Most artists are stuck with jobs they hate. Their work is created despite this, not because of it. Franz Kafka, the most influential modern writer, learned German and was a pencil pusher. Charles Bukowski, the notorious drunken storyteller, collected his payslip from the post office. And most of my friends work dead-end office jobs and run to their rehearsal rooms in the evening, working on music that most people won’t hear.
It’s brutal! Thankfully, you can still laugh and write about it. Goblin Daycare’s “Boss Man” sounds about as tense and anxiety-filled as a job taking orders from bored and bitter supervisors. The song itself mixes theatrical vocals, daring production ideas and interesting use of rhythm. The folks from Goblin Daycare have been in the trenches and still have the power to smile about it. That’s something!
ICHIWAWA – Cottage Disco
Genre: Post-Punk, Gothic / Dark Wave
I’ve read a lot of rockstar biographies, and I’m never proud to admit it. And, while I am aware that, at least, some of the stories in most of these are made up with the sole purpose of rivaling Keith Richards’ own oeuvre, they still provide the cheap shocks that lifelong music fan craves.
If there is one thing that I’ve learned from these books is that if you’re going to be a stupidly happy rockstar, you must employ people to cover for you. These folks have to be opposite. They shouldn’t like going on; they ought to possess a wonderful working memory, and they need to be able to tune their guitar when the assigned guitar pedal breaks down.

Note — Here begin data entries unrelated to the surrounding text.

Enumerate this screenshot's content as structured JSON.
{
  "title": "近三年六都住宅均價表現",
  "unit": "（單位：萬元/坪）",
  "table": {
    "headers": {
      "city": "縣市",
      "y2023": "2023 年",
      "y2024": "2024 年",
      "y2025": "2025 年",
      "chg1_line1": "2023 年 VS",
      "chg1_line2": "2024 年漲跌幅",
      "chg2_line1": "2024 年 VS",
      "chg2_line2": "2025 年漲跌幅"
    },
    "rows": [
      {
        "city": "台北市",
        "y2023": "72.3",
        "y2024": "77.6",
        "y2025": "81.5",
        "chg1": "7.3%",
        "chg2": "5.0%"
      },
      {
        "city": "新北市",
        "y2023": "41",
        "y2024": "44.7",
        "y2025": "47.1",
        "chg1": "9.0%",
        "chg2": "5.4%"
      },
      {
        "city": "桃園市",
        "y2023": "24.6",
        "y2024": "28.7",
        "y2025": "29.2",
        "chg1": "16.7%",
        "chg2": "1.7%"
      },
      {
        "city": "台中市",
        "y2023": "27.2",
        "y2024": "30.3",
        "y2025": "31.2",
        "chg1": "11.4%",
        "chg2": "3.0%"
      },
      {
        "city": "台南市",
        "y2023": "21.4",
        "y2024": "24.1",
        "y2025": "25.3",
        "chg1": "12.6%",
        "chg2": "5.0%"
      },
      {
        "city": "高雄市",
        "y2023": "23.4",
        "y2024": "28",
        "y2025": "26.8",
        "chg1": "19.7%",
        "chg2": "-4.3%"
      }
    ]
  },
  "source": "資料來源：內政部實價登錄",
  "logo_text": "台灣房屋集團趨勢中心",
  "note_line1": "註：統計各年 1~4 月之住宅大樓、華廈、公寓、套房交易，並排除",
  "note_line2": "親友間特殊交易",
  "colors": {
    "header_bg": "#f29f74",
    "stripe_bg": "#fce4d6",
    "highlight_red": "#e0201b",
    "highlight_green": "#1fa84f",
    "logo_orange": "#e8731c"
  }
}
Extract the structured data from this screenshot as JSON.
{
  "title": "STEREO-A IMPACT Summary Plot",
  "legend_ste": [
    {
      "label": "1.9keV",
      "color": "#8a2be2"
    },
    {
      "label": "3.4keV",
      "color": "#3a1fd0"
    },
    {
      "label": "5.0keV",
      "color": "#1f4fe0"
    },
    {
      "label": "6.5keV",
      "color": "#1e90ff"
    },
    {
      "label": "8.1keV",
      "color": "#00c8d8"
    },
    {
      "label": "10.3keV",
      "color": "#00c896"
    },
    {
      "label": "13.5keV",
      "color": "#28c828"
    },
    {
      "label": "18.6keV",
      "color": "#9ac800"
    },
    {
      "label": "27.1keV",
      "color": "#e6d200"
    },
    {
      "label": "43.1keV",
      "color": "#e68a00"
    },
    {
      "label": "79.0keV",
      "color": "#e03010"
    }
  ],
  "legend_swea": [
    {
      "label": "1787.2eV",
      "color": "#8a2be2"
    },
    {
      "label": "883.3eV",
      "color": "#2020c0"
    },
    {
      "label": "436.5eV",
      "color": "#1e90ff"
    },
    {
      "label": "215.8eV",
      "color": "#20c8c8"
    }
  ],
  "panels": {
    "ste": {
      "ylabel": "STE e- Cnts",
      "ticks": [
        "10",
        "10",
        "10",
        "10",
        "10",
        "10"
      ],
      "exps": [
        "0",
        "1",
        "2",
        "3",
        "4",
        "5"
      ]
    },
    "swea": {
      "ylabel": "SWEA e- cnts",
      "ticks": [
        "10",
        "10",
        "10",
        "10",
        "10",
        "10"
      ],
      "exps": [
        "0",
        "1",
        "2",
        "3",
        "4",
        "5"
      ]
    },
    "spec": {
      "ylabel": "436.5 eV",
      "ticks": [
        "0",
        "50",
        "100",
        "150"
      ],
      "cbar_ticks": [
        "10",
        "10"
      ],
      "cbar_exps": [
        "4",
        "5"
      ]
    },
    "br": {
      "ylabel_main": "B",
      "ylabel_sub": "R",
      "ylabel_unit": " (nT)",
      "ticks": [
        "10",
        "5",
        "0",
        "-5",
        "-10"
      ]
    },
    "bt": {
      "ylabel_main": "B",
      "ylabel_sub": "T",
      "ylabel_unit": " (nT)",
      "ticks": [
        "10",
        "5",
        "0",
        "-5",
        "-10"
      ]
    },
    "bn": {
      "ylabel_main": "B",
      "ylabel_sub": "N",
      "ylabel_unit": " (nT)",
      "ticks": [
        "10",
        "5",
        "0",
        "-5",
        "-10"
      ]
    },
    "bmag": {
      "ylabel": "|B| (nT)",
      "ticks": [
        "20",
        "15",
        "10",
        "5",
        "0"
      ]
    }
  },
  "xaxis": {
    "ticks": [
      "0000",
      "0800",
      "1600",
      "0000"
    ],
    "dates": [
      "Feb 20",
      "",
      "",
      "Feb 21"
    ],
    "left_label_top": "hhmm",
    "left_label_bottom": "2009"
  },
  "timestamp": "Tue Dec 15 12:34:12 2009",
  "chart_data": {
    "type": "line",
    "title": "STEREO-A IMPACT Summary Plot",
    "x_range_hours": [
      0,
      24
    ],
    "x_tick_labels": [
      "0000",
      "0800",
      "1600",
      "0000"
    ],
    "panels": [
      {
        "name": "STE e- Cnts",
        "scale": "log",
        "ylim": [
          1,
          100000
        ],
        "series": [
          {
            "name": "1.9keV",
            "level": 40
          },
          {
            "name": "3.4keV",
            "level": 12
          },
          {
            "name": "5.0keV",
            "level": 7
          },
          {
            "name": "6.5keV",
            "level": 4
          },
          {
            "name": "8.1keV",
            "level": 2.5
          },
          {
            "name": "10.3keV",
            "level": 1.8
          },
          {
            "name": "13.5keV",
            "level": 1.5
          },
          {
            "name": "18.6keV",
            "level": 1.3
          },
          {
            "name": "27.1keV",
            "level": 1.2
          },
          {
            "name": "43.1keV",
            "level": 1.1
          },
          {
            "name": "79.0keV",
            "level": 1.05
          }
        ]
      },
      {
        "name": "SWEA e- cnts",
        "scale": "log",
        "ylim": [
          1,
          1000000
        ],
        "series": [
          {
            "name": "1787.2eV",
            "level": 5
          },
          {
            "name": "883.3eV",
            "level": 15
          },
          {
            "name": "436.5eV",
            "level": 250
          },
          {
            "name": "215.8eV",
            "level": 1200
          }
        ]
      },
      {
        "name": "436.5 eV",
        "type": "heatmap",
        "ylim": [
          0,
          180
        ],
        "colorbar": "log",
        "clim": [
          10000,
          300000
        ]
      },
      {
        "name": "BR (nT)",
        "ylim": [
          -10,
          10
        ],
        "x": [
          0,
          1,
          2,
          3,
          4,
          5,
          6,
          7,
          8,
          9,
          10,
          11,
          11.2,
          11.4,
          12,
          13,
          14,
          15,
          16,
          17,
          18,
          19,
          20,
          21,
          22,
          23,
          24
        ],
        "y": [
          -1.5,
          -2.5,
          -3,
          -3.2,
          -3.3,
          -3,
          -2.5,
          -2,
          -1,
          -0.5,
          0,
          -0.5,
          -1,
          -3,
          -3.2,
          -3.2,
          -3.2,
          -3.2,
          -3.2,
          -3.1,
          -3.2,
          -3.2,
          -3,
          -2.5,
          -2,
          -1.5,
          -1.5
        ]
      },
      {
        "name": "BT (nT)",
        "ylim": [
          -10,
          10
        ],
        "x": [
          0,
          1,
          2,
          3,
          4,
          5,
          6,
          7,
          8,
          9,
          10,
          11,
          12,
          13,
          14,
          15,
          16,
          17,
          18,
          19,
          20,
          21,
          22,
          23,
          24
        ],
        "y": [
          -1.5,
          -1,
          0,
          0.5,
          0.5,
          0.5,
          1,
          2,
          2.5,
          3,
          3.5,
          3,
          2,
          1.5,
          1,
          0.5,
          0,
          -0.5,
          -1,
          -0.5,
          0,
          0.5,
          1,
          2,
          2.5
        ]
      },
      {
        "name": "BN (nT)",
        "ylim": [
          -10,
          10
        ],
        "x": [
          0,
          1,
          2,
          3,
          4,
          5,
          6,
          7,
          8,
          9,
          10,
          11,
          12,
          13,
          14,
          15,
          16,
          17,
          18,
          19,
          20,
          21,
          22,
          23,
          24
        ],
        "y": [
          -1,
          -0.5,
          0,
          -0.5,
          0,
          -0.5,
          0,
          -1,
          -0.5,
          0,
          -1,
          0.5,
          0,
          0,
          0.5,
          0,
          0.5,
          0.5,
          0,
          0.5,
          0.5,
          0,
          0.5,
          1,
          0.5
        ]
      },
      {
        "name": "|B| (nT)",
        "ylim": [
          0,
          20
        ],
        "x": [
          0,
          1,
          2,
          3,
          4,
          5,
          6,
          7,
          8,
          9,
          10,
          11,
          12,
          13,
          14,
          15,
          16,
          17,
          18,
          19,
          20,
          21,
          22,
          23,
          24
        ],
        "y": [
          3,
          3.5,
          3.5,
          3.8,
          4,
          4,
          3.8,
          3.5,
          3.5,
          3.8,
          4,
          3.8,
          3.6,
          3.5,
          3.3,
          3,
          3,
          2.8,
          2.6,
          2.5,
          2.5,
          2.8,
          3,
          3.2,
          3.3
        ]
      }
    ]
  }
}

Cranky people with a bit of knowledge of how a guitar functions are the ones that, usually, write the memorable songs. They’re the ones who have the most to say about the world around them and how they distrust it. And, occasionally, they’re funny too.
ICHIWAWA’s “Cottage Disco” is a strange fantasy of a night spent out against one’s better judgment in a kind of primitive, makeshift dancehall. It’s led by equally baritone vocals that ought to belong to a goth-rock song, and the instrumentation ought to be kept for a Lo-Fi indie-rock song. Just imagine what this would’ve sounded like had the songwriters enjoyed themselves.